Сиваха смехом зашлась, затряслось тело, заштормило Сухаря, закатался он по волнам.
– Сама пришла… Ха-ха-хачь! – гремело в землянке.
Сиваха схватила рукой левую грудь и плюхнула ею в лицо Сухарю, потом правой, снова левой, правой, левой – мордобила ухажера.
Да Сухарь уже и сам понял, что ляпнул лишнего. Все-таки Сиваха, она – баба, и баба своенравная, если вдруг что-то не так, так и отворот поворот устроит.
Шторм затихал, и Сиваха сквозь мелкий клёкот спросила:
– Назвал-то как?
– Кого?
– Куклу свою. Вон у Слепня – Надя, у Дрозда – Изо-о-о-о-о, – Сиваха тянула, широко разевая рот, интонируя, будто свою «Стыдобу» выла, Сухарю вдруг захотелось плюнуть в этот зубастый рот, но баба сомкнула губы, выдохнув резко: —льда!
И снова зашлась волной, смеялась Сиваха, и сжала промежность, так что Сухарь засопел от удовольствия.
– А твою, – через мгновение после спросил, – твою-то как зовут?
– Мои куклы – это вы. Ты, Слепень… Еще те, что с другой стороны ко мне ходят – Пучевод, Зубарек, прочие. Дрозд не в счет, он уже не может. Отдроздился Дрозд. Да и ты что-то реже заглядывать стал. Кукла, что ль, всю любовь съедает?
– Да пошла ты… в Несвиречь.
– Ладно, пойдем баньку топить.
А Сухарь снова думал о Жиле: про то, как он вернется, как она его встретит возле землянки.
Следующим днем Сухарь шел с Жилой. Она по-девчоночьи носилась туда-сюда, скакала, словно и не было недавнего происшествия, словно не смотрела она в черную пасть шахты, прыгала с кочки на кочку, забегала на пригорки, а оттуда неслась вниз, норовя врезаться в Сухаря. А тот, по ее разумению, должен был уворачиваться. У него сумарь, на двоих полный, а тут еще уворачивайся.
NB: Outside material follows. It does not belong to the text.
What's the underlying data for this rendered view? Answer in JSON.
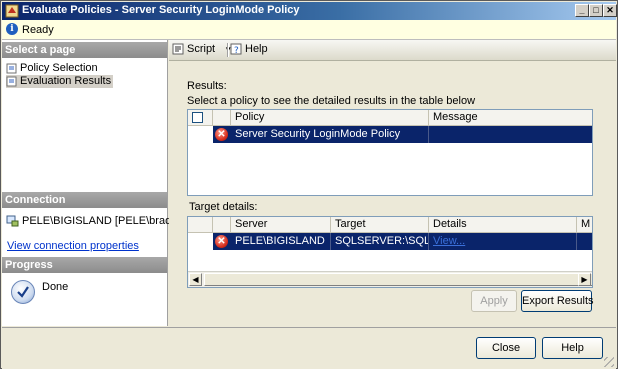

Однако Сухарь уворачивался, старался, поддерживал как мог игру. Но раз – и не увернулся. Жила воткнулась в него, чуть не сбила. Расхохоталась так, будто хохотуна наглоталась. Сухарь сам рассмеялся. И вдруг, глядя в глаза ему:
– Какой сегодня день, знаешь? – спросила.
– Четверг или пятница. А может, понедельник. Здесь это без разницы.
– Без разницы, без разницы. Но я про число, – она все смеялась.
– Число? – Сухарь огляделся, будто искал где подсказку. – Число сегодня… крайнее.
– Крайнее – этот как? – не унималась.
– А так. Если 1789-ю не вычистим, будет нам. А надо, чтобы нам не было. Нужно, чтобы мы были. А не нам.
Тут Жила перестала смеяться, вдруг посерьезнела.
– Мы… не нам… А завтра у меня день рождения.
Сухарь, задумавшись было об этих самых «мы» и «нам», что не нужно, чтобы кто-то о нем думал «мы», «у них» или «им», вдруг остановился: и в мыслях, и в движении.
– Что? День рождения?
– Да.
– А ты откуда знаешь?
– Я пальцы загибала, считала. Я ведь счетчица.
– И сколько пальцев загнула?
– Двадцать пять, ровно столько оставалось до моего дня рождения…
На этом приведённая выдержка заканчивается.